What well-established, highly sought-after musician started playing first piano, then violin, cello and even trombone before finally taking up the viola? The answer is Milena Pajaro-van de Stadt, the founding violist of the Dover Quartet. And while that somewhat circuitous route to the instrument she now loves might seem like the beginning of a viola joke, the reality is that’s exactly how she finally landed on the instrument on which she has quickly soared in chamber music heights.
Pajaro-van de Stadt began playing piano because her father, a heart surgeon, played it. “They saw music as a life enrichment and learning an instrument was part of that,” she says of her music-loving parents. “I very quickly became stubborn and said I wanted to play something he couldn’t teach me.”

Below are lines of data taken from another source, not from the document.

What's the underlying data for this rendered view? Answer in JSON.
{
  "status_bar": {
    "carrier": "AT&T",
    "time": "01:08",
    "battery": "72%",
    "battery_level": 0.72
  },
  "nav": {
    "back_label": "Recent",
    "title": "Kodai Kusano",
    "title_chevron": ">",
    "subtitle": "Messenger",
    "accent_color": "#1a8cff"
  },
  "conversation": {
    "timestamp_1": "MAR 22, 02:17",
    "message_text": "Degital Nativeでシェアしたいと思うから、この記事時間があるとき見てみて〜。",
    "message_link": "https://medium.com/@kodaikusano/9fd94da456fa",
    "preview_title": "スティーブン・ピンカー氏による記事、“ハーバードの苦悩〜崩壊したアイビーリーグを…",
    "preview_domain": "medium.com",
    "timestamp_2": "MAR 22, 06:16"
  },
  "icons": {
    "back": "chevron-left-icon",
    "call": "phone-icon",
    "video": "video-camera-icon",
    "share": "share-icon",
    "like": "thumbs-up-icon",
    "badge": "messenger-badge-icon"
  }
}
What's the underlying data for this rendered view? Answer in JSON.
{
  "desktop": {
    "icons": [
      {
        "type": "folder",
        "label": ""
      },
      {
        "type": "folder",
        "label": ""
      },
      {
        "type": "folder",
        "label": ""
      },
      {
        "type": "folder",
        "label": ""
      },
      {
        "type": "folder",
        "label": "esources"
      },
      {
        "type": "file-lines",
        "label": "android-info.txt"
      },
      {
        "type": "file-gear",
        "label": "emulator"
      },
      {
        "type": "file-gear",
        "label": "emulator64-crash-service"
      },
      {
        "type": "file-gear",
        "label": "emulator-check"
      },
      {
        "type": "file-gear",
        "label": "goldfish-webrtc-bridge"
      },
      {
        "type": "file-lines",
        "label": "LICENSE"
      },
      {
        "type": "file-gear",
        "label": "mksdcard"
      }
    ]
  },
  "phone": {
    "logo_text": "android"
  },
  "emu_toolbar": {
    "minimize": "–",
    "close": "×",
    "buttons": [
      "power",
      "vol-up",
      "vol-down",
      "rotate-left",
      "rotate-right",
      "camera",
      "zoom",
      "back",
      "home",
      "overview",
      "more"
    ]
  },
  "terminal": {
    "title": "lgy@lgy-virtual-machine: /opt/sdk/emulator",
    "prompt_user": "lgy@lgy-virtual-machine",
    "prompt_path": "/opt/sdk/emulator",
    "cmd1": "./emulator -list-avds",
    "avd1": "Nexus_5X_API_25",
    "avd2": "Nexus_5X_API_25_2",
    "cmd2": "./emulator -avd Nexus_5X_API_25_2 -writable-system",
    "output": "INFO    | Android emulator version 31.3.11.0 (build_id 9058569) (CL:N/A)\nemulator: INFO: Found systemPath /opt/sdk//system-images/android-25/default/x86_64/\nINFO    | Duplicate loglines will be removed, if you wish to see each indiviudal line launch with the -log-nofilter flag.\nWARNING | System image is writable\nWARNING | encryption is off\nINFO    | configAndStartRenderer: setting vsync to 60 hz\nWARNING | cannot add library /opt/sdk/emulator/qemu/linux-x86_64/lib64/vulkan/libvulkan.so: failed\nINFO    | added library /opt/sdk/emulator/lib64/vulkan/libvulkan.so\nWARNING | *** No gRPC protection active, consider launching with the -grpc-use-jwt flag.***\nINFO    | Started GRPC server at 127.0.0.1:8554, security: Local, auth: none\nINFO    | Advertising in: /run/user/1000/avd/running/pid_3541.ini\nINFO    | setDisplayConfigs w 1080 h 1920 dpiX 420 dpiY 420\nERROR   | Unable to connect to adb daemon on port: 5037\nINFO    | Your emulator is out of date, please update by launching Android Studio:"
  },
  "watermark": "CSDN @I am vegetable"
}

So she moved on to the violin and then to cello in the elementary school orchestra. Her middle and high schools did not have orchestras so Pajaro-van de Stadt chose trombone in order to play in the band. “I got kind of serious,” she says, noting she competed in regional competitions. “Learning new instruments became my biggest hobby,” she says. At one point she was taking violin, piano, and trombone lessons each week, with violin being her primary instrument.
When her younger brother entered her school, they decided to form a string quartet with two other girls. Guess what instrument was missing? And guess who jumped in to play it?
“Through that not only did I fall in love with the viola and the string quartet but also playing viola in string quartets,” Pajaro-van de Stadt says. She was 16 when she finally gave up the violin permanently. “It was sort of a coming out story,” she says. “I said I don’t think I’m a violinist. I think I’m a violist.”
Part of the viola’s appeal is its sound. “I love how human and soulful the timbre is,” Pajaro-van de Stadt says. “The range of the viola is on average the most similar to the human voice. That middle range felt so human. I felt like I found my own voice.”
Pajaro-van de Stadt also loves the versatility of the viola. “In the quartet, I like how much of a chameleon it is. That fits my personality. The viola can be behind the scenes but then you get your moments to stand out. When you have a viola solo, the effect and timbre is so different from other instruments.”
The members of the Dover Quartet met as undergraduates at Curtis Institute of Music, where they are now the Penelope P. Watkins Ensemble in Residence. The two violinists had known each other since they were 13 and were a year ahead of Pajaro-van de Stadt and cellist Camden Shaw. “Camden and I immediately liked playing together,” she says. “We could have musical disagreements and work through them in a way that helped us each grow. We had a rapport that felt like a safe space to have disagreements or discussions.”
At the time, the two violinists, Bryan Lee and Joel Link, were in another quartet. “We admired the quartet the two violinists were in from afar,” Pajaro-van de Stadt recalls. When that quartet’s “bottom half” got ready to graduate, she and Shaw approached them for a schoolwide project.
They played Alban Berg’s String Quartet, Opus 3 and “we felt this click,” she says, “that aha moment with one another. So we had ‘the relationship talk.’ Is this a fling or are we going to be serious and move in together?”
They decided to stay together and the awards themselves show the wisdom of the choice. They swept all prizes at the 2013 Banff International String Quartet Competition, grand and first prizes at the Fischoff Chamber Music Competition, and prizes at the Wigmore Hall International String Quartet Competition. Other prestigious honors include the Avery Fisher Career Grant, Chamber Music America’s Cleveland Quartet Award, and Lincoln Center’s Hunt Family Award.
After 14 years playing and performing together, the group has evolved its own particular preparation strategy. Rather than each player coming to initial rehearsals fully practiced on a particular piece, they instead use that first rehearsal to sight read. “Before we would really learn and practice. You’d come to rehearsal and you’d have these ingrained fingerings and bowings that don’t work with the group,” Pajaro-van de Stadt says. “Now we come in cold, sightread, and get the big picture. Then we can practice and rehearse.”
Rehearsals, Pajaro-van de Stadt says, involve a lot of feedback and conversation. “Everyone feels they have an equal voice,” she says. “It doesn’t matter if you’re playing the melody. Every part is equally important to the grand scheme of the piece. We’re four cooks in the kitchen.”